LANDSVERORDENING, regelende het vervoer van personen met zeil- of motorschepen, alsmede de aan dat vervoer verbonden heffing van vergunningsrecht

Geldend van 10-10-2010 t/m heden

Intitulé

LANDSVERORDENING, regelende het vervoer van personen met zeil- of motorschepen, alsmede de aan dat vervoer verbonden heffing van vergunningsrecht

Artikel 1

Voor de toepassing van deze verordening wordt verstaan onder:

  • a.

    vergunning: een vergunning, als bedoeld in artikel 3;

  • b.

    vergunninghouder: degene te wiens name de vergunning onder a vermeld, is verleend, of diens gemachtigde;

  • c.

    vergunningsrecht: de maandelijkse retributie, verschuldigd voor de afgifte van de onder a bedoelde vergunning;

  • d.

    zeil- of motorschip: elk vaartuig dat door een zeil, motor schip of beiden wordt voortbewogen;

  • e.

    naamlijst: de lijst van namen, geboortedata en -plaatsen, huisadressen en lokale adressen van de personen, te vervoeren met zeil- of motorschip;

  • f.

    [vervallen]

  • g.

    de minister: de Minister van Toerisme, Economische Zaken, Verkeer en Telecommunicatie;

  • h.

    [vervallen]

  • i.

    havenbeheerder: de als beheerder van de binnenwateren en de havens aangewezen ambtenaar, dienst of bedrijf van Sint Maarten dan wel rechtspersoon, opgericht overeenkomstig de bepalingen van Sint Maarten en waarvan Sint Maarten de meerderheid van de aandelen bezit;

Artikel 2

  • 1. Deze landsverordening is uitsluitend van toepassing op de zeil- of motorschepen, welke tegen geldelijke of tegen welke andere vergoeding dan ook, passagiers of charterdiensten onderhouden, hetzij geregeld of ongeregeld, hetzij met dek of slaapaccommodatie, hetzij rond Sint Maarten, in de Simpsonbay Lagoon of naar het buitenland.

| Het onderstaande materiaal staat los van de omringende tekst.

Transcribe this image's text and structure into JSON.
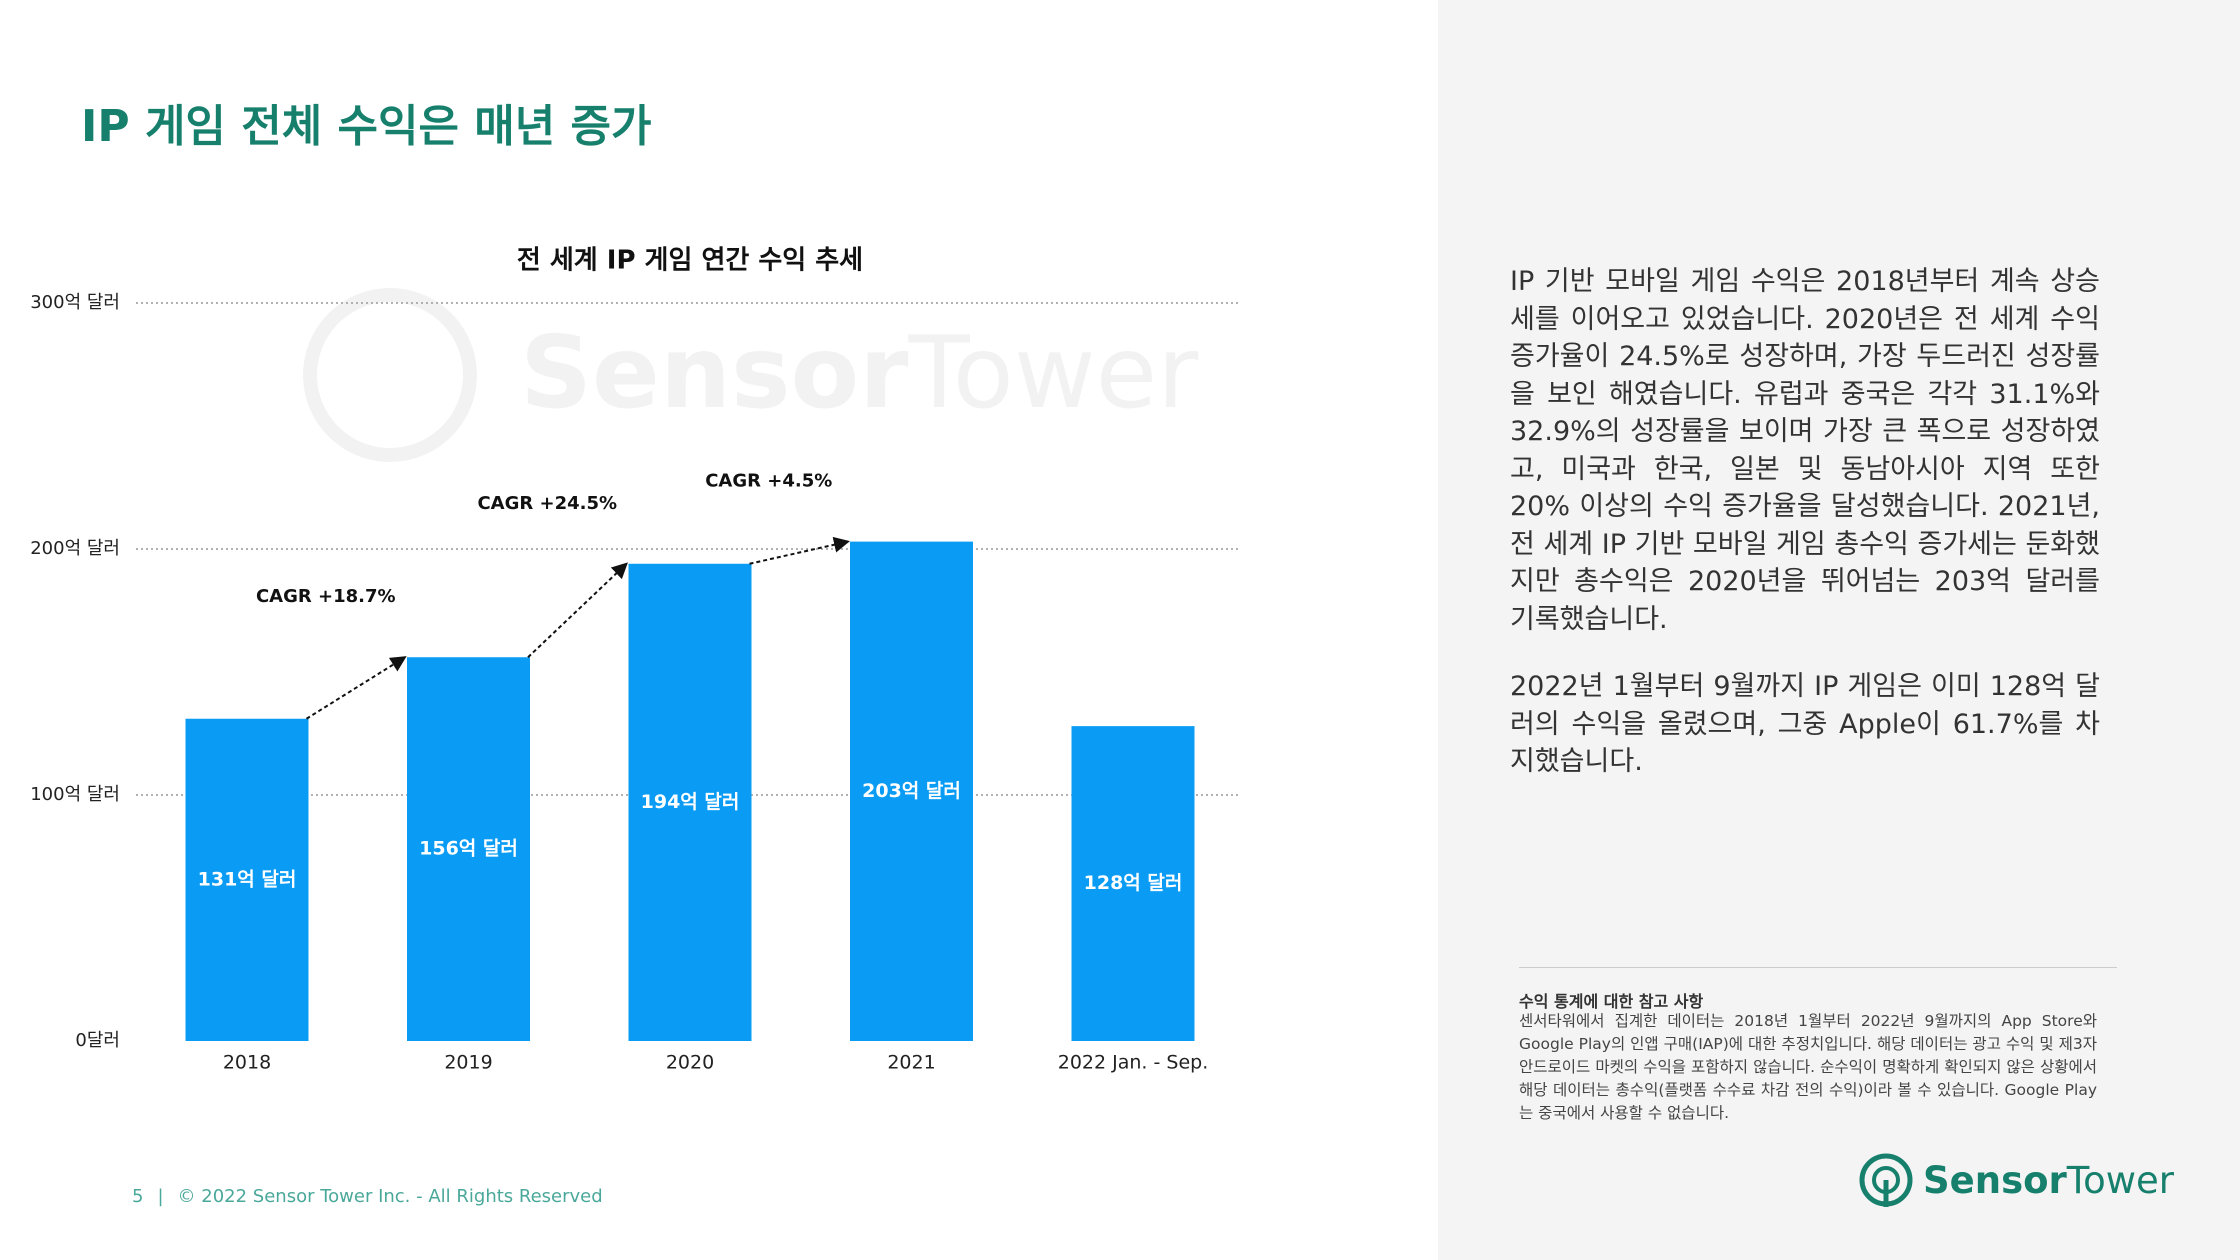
{
  "header": {
    "title": "IP 게임 전체 수익은 매년 증가"
  },
  "chart_data": {
    "type": "bar",
    "title": "전 세계 IP 게임 연간 수익 추세",
    "categories": [
      "2018",
      "2019",
      "2020",
      "2021",
      "2022 Jan. - Sep."
    ],
    "values": [
      131,
      156,
      194,
      203,
      128
    ],
    "value_labels": [
      "131억 달러",
      "156억 달러",
      "194억 달러",
      "203억 달러",
      "128억 달러"
    ],
    "color": "#0a9cf5",
    "ylim": [
      0,
      300
    ],
    "yticks": [
      {
        "value": 0,
        "label": "0달러"
      },
      {
        "value": 100,
        "label": "100억 달러"
      },
      {
        "value": 200,
        "label": "200억 달러"
      },
      {
        "value": 300,
        "label": "300억 달러"
      }
    ],
    "grid": true,
    "annotations": [
      "CAGR +18.7%",
      "CAGR +24.5%",
      "CAGR +4.5%"
    ]
  },
  "side_text": {
    "paragraphs": [
      "IP 기반 모바일 게임 수익은 2018년부터 계속 상승세를 이어오고 있었습니다. 2020년은 전 세계 수익 증가율이 24.5%로 성장하며, 가장 두드러진 성장률을 보인 해였습니다. 유럽과 중국은 각각 31.1%와 32.9%의 성장률을 보이며 가장 큰 폭으로 성장하였고, 미국과 한국, 일본 및 동남아시아 지역 또한 20% 이상의 수익 증가율을 달성했습니다. 2021년, 전 세계 IP 기반 모바일 게임 총수익 증가세는 둔화했지만 총수익은 2020년을 뛰어넘는 203억 달러를 기록했습니다.",
      "2022년 1월부터 9월까지 IP 게임은 이미 128억 달러의 수익을 올렸으며, 그중 Apple이 61.7%를 차지했습니다."
    ]
  },
  "footnote": {
    "title": "수익 통계에 대한 참고 사항",
    "body": "센서타워에서 집계한 데이터는 2018년 1월부터 2022년 9월까지의 App Store와 Google Play의 인앱 구매(IAP)에 대한 추정치입니다. 해당 데이터는 광고 수익 및 제3자 안드로이드 마켓의 수익을 포함하지 않습니다. 순수익이 명확하게 확인되지 않은 상황에서 해당 데이터는 총수익(플랫폼 수수료 차감 전의 수익)이라 볼 수 있습니다. Google Play는 중국에서 사용할 수 없습니다."
  },
  "footer": {
    "page": "5",
    "separator": "|",
    "copyright": "© 2022 Sensor Tower Inc. - All Rights Reserved"
  },
  "logo": {
    "part1": "Sensor",
    "part2": "Tower"
  }
}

  • 2. Met het in het eerste lid bepaalde, worden tevens gelijkgesteld de z.g. "bareboat" charters, veerboten (ferries) en daarmee gelijkgestelde soort vaartuigen, alsmede de charters, het vissen ten doel hebbende.

Artikel 3

Het is verboden zonder vergunning van de minister de in artikel 2 van deze landsverordening bedoelde diensten te verrichten.

Artikel 4

  • 1. De aanvraag voor een vergunning geschiedt schriftelijk bij de minister en bevat tenminste de navolgende gegevens:

    • a.

      naam en voornamen, geboortedatum en -plaats, adres en nationaliteit van de aanvrager(s);

    • b.

      in geval de aanvrager een rechtspersoon is, de juridische vorm, naam en zetel van de rechtspersoon, geboortedata en -plaatsen, adressen en nationaliteiten van de bestuursleden;

    • c.

      voor wat betreft de aanvrager, bedoeld onder a, van vreemde nationaliteit, een goed gelijkende pasfoto, alsmede een bewijs van toelating;

    • d.

      de naam van het vaartuig (de vaartuigen), de desbetreffende maten en fabrieksmerk van het vaartuig en het maximum van het aantal te vervoeren passagiers;

    • e.

      indien de aanvrager niet de eigenaar is van het vaartuig, de naam, geboortedatum en -plaats van de eigenaar, alsmede zijn verklaring, dat aanvrager namens hem gemachtigd is het vaartuig te gebruiken, alsmede de aanvrage te doen;

    • f.

      indien de vergunninghouder niet zelf als schipper(s) van het vaartuig (vaartuigen) zal optreden, de namen, de geboortedata en -plaatsen, adressen en nationaliteiten van de schippers en zo nodig de toelatingsbewijzen;

    • g.

      een verzekeringspolis, als bewijs dat de opvarenden (crew en passagiers) verzekerd zijn tegen eventueel op te lopen ongelukken of verlies van leven.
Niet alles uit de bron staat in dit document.